CHAPTER XX
IN THE CLEFT OF A ROCK.
HOW I LAY IN THE CLEFT OF A ROCK
On the third day of my confinement, and as near as I could tell about midday, the small round porthole of my cabin was suddenly darkened by a flap of sail let down from above, purposely I judged, and shortly afterwards I found the ship was at rest.
It was after dark when Torode came in, and, without a word, bandaged my eyes tightly, and then called in two of his men, who shouldered me, and carried me up the companion and laid me in a boat. The passage was a short one, about as far I thought as, say, from the anchorage at Herm to the landing-place. Then they shouldered me again, and stumbled up a rocky way and along a passage where their feet echoed hollowly, and finally laid me down and went away. Torode untied my hands and feet and took off the bandage.

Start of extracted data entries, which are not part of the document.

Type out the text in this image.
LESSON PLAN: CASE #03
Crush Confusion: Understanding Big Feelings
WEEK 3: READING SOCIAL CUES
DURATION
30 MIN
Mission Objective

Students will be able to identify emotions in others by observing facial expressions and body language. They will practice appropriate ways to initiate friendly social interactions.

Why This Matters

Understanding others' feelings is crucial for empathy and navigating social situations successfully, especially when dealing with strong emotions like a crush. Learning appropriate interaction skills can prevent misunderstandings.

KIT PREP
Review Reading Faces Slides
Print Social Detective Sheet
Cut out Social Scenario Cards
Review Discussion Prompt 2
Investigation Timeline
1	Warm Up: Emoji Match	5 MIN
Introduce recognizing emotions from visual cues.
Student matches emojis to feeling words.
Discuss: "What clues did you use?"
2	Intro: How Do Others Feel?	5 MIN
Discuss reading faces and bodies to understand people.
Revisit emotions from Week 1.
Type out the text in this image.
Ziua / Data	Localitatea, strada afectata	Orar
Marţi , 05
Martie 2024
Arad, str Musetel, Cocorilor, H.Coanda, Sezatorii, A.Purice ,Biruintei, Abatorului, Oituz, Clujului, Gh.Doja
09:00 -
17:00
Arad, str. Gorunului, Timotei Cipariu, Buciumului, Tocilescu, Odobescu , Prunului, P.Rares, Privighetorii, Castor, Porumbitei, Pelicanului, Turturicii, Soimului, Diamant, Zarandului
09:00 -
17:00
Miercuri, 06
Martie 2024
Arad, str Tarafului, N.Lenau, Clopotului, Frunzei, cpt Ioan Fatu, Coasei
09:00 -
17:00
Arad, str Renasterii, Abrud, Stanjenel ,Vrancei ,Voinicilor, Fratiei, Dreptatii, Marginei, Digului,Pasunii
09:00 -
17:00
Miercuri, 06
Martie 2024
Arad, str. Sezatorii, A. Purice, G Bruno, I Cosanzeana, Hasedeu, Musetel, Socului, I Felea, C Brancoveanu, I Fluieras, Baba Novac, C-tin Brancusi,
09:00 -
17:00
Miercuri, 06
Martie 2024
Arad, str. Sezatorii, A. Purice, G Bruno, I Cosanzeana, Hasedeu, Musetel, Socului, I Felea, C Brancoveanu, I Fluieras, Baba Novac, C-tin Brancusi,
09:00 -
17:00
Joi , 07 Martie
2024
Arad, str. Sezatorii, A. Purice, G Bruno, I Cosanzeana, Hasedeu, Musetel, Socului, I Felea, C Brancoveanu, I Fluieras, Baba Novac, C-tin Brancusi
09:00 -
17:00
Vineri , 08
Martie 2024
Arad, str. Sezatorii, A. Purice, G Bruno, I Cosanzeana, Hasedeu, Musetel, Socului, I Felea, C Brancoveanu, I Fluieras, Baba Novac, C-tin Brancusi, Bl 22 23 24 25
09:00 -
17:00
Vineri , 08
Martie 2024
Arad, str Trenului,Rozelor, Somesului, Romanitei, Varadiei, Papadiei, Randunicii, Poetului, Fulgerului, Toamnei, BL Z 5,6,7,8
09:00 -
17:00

By the light of his lantern I saw that I was in a rock room, with rough natural walls, and sweet salt air blowing in from the farther end. There was food and water, and a mattress and blanket. He left me without a word, and locked behind him a grating of stout iron bars which filled all the space between floor and roof. I was long past puzzling over the meaning of it all. I ate my food, and lay down and slept.

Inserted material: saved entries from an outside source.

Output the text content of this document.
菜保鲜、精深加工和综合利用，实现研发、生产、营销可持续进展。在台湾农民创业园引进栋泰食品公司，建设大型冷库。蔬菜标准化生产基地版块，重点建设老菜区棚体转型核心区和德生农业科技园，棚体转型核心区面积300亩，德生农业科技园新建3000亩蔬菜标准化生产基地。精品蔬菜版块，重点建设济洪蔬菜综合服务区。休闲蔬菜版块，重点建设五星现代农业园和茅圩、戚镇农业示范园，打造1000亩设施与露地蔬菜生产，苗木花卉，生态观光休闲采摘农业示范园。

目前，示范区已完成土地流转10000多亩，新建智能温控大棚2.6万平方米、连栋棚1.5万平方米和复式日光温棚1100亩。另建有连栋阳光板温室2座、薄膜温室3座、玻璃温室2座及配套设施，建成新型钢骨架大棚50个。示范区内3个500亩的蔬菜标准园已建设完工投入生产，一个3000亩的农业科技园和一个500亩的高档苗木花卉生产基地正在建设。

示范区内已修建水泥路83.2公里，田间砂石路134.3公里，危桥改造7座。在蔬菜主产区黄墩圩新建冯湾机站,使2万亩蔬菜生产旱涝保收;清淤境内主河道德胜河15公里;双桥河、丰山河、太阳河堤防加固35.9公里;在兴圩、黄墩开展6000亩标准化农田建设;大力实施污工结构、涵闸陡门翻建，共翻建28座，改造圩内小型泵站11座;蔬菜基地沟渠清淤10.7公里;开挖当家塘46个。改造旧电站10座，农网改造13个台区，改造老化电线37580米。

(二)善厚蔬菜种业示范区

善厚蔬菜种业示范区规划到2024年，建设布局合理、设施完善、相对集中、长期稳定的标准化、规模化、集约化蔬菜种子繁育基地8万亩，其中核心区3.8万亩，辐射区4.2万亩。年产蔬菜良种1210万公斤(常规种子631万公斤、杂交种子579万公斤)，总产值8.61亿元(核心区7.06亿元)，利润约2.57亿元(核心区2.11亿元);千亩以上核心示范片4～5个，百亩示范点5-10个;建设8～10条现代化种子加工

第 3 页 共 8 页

A shaft of sunlight awoke me, and I examined my new prison with care. It was a bit of a natural rock passage, such as I had often seen on Sercq, formed, I have been told, by the decay of some softer material between two masses of rock. It was about eight feet wide, and the roof, some twenty feet above my head, was formed by the falling together of the sides which sloped and narrowed somewhat at the entrance. In length, my room was thirty paces from the iron grating to the opening in the face of the cliff. This opening also was strongly barred with iron. The floor of the passage broke off sharply there, and when I worked out a piece of rock from the side wall, and dropped it through the bars, it seemed to fall straight into the sea, a good hundred feet below. The left-hand wall stopped a foot beyond the iron bars, but at the right hand the rock wall ran on for twenty feet or so, then turned across the front of my window and so obscured the outlook. I hated that rock wall for cutting off my view, but it was almost all I had to look at, and before I said good-bye to it I knew every tendril of every fern that grew on it, and the colours of all the veins that ran through it, and of the close-creeping lichen that clothed it in patches.